Pialpetta - Balme/Cornetti, Unterkunft Les Montagnards, auch genannt der Gourmettempel…(heimliches Ziel meiner Reise, bis hierhin wollte ich wenigstens kommen...)


Km 16,5 - Hm rauf 1.600 (!!!!) - Hm runter 1.250

Unterwegs von 5:45 (!!) - 16:15 Uhr, reine Gehzeit 9 h


“Vergiss die Taschentücher nicht!“ sagt der Mann, als ich auflege um genau JETZT zum Abendessen zu gehen. Ich bin angekommen, am heimlichen Ziel meiner Reise. Das Agriturismo Les Montagnards in Cornetti, bei dem der Rother Leser zitiert, die berichten, dass sie „spätestens beim Panna Cottta weinen mussten.“ Das Les Montagnards, das sich als Gourmettempel einen Namen gemacht hat. Les Montagnards, das klingt schon so gourmetig.


Die beiden australischen Lehrer, die wir vorgestern getroffen haben, die meinten ja es sei wirklich unglaublich gewesen, dieses Essen, eines der besten ihres Lebens. Und die waren echt alt, haben also einen langen Vergleichszeitraum. Aber es gab Bonet als Nachtisch, dieses piemontesische Schokogriespuddinggedöns, mit dem ich nicht so richtig warm werde.
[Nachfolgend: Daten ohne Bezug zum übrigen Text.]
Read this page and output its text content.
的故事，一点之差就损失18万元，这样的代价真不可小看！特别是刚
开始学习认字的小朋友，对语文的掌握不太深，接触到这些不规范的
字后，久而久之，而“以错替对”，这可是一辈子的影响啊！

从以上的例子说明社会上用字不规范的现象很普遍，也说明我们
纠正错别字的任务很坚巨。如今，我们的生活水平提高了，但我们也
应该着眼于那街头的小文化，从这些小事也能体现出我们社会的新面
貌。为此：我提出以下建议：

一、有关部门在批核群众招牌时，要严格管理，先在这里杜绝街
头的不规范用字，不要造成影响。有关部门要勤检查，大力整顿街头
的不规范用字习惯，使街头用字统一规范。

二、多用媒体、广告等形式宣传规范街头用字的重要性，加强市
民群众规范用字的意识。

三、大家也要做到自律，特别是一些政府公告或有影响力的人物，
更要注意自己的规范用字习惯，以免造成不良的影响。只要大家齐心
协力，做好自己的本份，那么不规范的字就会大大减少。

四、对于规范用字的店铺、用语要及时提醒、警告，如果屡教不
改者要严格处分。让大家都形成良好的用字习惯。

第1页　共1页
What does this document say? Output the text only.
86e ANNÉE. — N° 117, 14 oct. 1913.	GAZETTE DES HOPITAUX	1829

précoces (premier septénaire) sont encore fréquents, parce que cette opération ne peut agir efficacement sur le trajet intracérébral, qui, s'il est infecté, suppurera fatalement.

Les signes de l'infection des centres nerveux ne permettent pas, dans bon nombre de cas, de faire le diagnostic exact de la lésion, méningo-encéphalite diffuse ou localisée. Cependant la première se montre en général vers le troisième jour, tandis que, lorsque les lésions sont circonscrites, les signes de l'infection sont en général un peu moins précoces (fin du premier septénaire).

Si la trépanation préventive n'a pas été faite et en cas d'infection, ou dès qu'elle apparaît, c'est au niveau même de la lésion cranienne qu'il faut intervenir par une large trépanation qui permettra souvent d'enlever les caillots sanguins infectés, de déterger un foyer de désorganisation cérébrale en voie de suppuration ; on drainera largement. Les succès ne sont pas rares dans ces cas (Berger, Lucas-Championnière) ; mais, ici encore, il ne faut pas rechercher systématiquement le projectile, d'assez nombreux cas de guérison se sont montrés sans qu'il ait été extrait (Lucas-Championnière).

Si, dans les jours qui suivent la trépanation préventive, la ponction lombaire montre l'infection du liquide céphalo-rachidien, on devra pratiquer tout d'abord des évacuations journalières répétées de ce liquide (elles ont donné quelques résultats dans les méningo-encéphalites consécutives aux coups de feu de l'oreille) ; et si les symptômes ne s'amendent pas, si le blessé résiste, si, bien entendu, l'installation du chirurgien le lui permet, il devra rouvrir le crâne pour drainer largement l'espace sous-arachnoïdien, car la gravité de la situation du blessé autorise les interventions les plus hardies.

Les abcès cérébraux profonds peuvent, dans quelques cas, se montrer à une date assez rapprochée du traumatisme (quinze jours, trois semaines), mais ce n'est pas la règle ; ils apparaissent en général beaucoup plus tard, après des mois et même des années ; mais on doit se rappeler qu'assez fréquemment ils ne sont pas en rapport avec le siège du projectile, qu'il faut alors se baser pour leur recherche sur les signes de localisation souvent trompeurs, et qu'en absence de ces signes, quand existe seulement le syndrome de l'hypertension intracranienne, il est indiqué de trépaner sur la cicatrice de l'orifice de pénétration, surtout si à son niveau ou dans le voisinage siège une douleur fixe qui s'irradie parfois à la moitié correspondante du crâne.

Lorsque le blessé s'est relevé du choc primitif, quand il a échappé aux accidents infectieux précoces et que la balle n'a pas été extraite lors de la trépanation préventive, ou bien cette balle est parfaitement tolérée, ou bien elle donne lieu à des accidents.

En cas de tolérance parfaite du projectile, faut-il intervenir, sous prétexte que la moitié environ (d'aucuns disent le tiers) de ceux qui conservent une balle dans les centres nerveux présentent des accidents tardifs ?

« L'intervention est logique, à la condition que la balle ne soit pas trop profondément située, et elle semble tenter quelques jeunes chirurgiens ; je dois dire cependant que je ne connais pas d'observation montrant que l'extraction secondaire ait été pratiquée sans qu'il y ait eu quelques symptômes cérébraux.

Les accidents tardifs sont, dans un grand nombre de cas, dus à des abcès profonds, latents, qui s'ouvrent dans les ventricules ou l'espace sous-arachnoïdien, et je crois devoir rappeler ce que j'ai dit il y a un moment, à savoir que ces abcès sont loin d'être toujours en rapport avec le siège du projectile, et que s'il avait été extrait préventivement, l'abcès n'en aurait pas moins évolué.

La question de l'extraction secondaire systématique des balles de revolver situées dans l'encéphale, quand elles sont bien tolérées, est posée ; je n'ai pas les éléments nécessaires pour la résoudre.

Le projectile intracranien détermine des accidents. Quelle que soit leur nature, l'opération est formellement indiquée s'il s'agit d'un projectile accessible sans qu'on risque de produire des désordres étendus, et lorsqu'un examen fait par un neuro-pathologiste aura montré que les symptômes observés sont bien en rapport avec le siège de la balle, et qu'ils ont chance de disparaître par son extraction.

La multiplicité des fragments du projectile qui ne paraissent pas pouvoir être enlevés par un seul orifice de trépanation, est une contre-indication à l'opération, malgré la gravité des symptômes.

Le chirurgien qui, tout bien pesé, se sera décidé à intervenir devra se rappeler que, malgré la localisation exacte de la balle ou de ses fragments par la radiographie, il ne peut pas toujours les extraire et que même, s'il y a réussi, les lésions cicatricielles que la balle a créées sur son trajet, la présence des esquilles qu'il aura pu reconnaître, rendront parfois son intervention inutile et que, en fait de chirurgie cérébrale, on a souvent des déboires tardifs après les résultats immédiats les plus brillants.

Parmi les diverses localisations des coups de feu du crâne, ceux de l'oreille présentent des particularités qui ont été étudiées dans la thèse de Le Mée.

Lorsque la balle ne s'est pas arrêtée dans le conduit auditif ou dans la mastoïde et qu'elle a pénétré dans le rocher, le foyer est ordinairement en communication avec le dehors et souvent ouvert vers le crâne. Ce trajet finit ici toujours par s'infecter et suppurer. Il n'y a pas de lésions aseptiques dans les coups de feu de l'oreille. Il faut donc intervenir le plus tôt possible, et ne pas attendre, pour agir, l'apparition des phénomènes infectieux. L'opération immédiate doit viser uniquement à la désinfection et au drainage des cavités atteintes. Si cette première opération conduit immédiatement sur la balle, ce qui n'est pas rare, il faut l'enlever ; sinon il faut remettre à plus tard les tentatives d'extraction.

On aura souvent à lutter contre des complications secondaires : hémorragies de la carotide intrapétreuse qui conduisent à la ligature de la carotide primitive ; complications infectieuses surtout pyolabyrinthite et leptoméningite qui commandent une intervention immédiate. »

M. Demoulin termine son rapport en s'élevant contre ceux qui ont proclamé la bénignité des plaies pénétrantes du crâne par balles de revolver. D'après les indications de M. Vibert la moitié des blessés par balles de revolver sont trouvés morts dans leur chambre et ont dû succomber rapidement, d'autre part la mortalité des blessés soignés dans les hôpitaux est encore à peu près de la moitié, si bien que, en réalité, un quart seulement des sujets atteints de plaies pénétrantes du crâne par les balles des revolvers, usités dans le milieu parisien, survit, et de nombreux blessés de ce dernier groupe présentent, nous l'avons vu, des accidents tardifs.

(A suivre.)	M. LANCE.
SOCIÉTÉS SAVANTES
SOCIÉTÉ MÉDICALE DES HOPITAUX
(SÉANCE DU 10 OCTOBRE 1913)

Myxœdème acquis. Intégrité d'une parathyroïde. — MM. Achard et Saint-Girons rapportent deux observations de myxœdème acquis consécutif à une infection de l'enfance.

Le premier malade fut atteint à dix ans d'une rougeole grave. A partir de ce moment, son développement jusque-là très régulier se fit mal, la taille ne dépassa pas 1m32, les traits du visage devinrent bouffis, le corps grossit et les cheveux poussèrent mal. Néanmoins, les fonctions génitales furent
Der Mann und ich hatten dem noch zweimal eine Chance gegeben, einmal in einem bisschen schickeren Restaurant in Oropa, wo es bestimmt in bester Qualität war. Aber ich bleib dabei: Kann man schon essen. Muss man aber nicht. Für die Mächtigkeit ist es einfach nicht lecker genug. Dafür bin ich nicht hier. Ich bin hier für Panna Cotta.


Ich muss diese wichtige Frage also gleich als Erstes beim Einchecken klären: „Gibt es heute Panna Cotta?“ frage ich. „Gerüchten zufolge wurde hier vor ein paar Tagen wohl BONET serviert!“ Ich versuche dabei nicht das Gesicht zu verziehen.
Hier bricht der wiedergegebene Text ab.